Ela vem em minha direção furiosamente suas mãos envolvem meus cabelos e em uma tentativa violenta de me arrastar, ela me puxa me forçando a me mover do lugar. Nem sempre fui uma dama da alta sociedade e em meus nervos corre o sangue de quem veio do mato. O bicho selvagem que antes fora domesticado havia sido despertado naquele momento, não sou uma das mais fortes mulheres, mas com toda a certeza sou uma das mais teimosas e foi esse um dos motivos que levou aquele jovem e ambicioso homem da elite a se apaixonar por mim. Eu abandonei tudo e até o amor verdadeiro por um deslumbre da capital. 
Enquanto ela puxa continuo fazendo força com o pés  e me jogando para o lado oposto e quando vejo um maior esforço da mesma sendo obrigada a gritar por ajuda me jogo com tudo contra seu corpo a fazendo cair contra a parede, nesse momento me levanto e saio da sala correndo.  Me deparo com um imenso corredor com várias celas.
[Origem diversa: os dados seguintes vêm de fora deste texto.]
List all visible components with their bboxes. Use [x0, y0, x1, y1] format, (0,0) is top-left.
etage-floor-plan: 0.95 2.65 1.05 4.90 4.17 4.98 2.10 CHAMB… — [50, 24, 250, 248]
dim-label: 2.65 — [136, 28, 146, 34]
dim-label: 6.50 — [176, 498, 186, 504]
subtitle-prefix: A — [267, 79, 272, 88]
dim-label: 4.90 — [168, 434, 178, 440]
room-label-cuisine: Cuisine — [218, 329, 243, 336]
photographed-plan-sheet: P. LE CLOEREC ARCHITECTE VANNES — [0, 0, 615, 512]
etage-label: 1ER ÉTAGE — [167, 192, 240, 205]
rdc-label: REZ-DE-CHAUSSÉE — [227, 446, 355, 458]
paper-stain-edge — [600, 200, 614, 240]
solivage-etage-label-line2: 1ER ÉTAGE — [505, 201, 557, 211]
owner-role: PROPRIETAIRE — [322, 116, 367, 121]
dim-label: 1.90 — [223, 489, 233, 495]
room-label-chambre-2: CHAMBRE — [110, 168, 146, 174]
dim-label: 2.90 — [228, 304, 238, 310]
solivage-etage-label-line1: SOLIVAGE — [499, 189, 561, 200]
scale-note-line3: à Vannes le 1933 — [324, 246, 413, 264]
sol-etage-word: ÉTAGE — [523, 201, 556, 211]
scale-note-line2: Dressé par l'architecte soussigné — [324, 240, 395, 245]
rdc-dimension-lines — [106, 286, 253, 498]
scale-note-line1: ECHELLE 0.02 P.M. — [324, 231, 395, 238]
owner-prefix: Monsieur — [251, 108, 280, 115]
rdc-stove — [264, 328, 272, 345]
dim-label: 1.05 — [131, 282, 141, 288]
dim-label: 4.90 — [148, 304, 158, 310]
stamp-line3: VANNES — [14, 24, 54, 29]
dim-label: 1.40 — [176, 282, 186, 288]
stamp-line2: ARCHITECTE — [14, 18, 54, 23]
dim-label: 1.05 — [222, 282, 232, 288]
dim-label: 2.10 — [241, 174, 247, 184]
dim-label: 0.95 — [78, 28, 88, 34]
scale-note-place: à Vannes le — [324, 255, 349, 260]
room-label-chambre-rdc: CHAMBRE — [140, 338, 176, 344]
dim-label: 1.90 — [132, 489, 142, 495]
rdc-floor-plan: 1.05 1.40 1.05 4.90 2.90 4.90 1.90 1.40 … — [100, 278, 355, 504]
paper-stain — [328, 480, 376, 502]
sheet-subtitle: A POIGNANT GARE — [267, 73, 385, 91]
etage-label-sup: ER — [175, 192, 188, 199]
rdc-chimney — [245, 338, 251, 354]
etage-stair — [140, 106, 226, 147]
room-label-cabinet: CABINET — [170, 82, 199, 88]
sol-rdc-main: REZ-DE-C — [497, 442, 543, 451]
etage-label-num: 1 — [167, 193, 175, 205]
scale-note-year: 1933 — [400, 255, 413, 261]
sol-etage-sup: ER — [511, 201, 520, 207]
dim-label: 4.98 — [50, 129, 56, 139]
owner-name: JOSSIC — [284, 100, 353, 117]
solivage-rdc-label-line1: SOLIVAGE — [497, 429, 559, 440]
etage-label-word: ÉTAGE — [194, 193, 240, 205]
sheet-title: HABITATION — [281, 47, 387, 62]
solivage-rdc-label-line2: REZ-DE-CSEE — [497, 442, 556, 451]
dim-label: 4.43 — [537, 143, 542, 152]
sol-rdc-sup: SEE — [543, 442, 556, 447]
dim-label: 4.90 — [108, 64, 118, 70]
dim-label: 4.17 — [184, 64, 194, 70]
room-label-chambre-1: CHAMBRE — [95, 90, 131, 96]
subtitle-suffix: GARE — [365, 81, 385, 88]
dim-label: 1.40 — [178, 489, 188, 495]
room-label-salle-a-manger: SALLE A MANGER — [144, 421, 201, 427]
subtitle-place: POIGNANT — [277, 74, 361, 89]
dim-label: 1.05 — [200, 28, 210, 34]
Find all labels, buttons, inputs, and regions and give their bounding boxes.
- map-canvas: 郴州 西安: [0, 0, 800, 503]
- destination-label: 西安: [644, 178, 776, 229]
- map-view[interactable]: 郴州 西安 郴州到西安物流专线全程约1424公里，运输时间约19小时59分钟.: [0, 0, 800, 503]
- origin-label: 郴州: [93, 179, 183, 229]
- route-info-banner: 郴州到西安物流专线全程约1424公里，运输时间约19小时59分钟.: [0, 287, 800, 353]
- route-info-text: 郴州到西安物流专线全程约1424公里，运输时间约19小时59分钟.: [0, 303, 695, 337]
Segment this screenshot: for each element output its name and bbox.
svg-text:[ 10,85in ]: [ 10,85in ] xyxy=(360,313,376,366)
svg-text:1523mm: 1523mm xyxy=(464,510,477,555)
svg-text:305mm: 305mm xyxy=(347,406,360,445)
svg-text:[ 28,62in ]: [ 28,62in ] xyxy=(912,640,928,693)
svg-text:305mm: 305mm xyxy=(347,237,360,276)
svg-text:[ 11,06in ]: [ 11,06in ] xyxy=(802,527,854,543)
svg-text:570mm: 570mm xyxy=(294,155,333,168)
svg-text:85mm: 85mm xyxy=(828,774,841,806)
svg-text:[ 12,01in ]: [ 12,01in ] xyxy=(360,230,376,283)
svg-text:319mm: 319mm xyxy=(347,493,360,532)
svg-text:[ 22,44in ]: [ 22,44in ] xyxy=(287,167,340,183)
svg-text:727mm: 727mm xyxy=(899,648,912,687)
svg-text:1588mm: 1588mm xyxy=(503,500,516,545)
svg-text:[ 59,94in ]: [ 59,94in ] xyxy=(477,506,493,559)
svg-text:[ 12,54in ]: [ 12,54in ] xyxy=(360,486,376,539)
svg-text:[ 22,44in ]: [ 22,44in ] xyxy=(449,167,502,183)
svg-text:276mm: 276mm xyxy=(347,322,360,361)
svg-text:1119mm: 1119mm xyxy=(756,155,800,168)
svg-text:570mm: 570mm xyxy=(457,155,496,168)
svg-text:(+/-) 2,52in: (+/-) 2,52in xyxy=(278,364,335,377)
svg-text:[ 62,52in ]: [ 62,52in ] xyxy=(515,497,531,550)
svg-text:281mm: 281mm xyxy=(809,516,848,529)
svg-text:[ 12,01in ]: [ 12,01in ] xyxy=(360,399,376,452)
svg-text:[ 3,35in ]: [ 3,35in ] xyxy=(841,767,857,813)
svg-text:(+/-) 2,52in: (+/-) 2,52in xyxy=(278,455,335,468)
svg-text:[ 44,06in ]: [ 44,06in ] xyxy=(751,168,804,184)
Corro em direção a um dos lados sem olhar para trás, e é quando percebo que já haviam mais pessoas de branco a correr atrás de mim . Me deparo com uma porta e ao entrar vejo que é uma cozinha, olho de relance talheres recém lavados em cima de uma pia de pedra e corro para os alcançar . Pego uma pequena faca de cortar pão e um garfo mesmo com as mãos atadas as roupas faço o possível para segurar os objetos então ouço os gritos e os passos apressados de meus perseguidores, vou até o outro lado do cômodo e vejo que a porta que dá acesso a outra sala   se encontrava fechada, mas ao seu lado uma janela estava entre aberta .
Levanto a janela a abrindo totalmente com uma certa dificuldade e me jogo imediatamente para o outro lado, acabo por cair no chão esbarrando em uma enorme lixeira de metal, me levanto e percebo que estou a poucos metros do exterior do prédio e me levanto e continuo a correr, desço então alguns degraus de escada quando o sol me vem de encontro aos olhos . Meus pés nus se encontram com chão cru, barro vermelho batido e ao olhar a minha frente um enorme muro que cercava o prédio. Naquele momento me ajoelho desolada, abaixo a cabeça me dando por vencida e começo a chorar.  Só me lembro de vários deles me segurando e uma terrível dor rasgar meu pescoço. Eu esperneava e gritava, mas só conseguia ver o número de pessoas a me reprimir aumentar e naquela momento apaguei novamente .
E naquela noite,  começava uma estadia deplorável em um lugar miserável.
Minha alma, minhas forças foram drenadas por esse lugar.
Quando dei por mim, estava na maca que havia acordado anteriormente. Mas dessa vez era diferente. Eu não conseguia me movimentar, estava atônita. Era como se uma força maior prendesse meu corpo. O silêncio era enlouquecedor mas não me atrevia a fazer som algum, uma brisa gélida percorria sobre meu corpo e  a escuridão consumia minha alma e o resto de sanidade a cada instante. Então como um sussurro medonho uma mulher falava em meu ouvido.  O hálito quente contra minha pele e a voz que me atormentava eram enlouquecedores mas foi quando percebi que as mãos perdiam minha garganta, e eu realmente não estava a me movimentar pois realmente algo me prendia ali. Tentei gritar mas minha voz não saia. 
Me debati tentando lutar contra aquela situação mas meu corpo não se respondia. Não consigo expressar oque senti naquele momento, minha barriga gelou e senti minhas ultimas porções de força irem embora. A voz repetia coisas para mim enquanto começava a apertar meu pescoço e começava me deixar sem ar. Foi quando em meio a escuridão algo apareceu. Ele estava em cima de mim, faixas de pele envolviam uma silhueta, não havia olho apenas uma abertura entre as faixas onde um ponta de faixa saia dentre elas.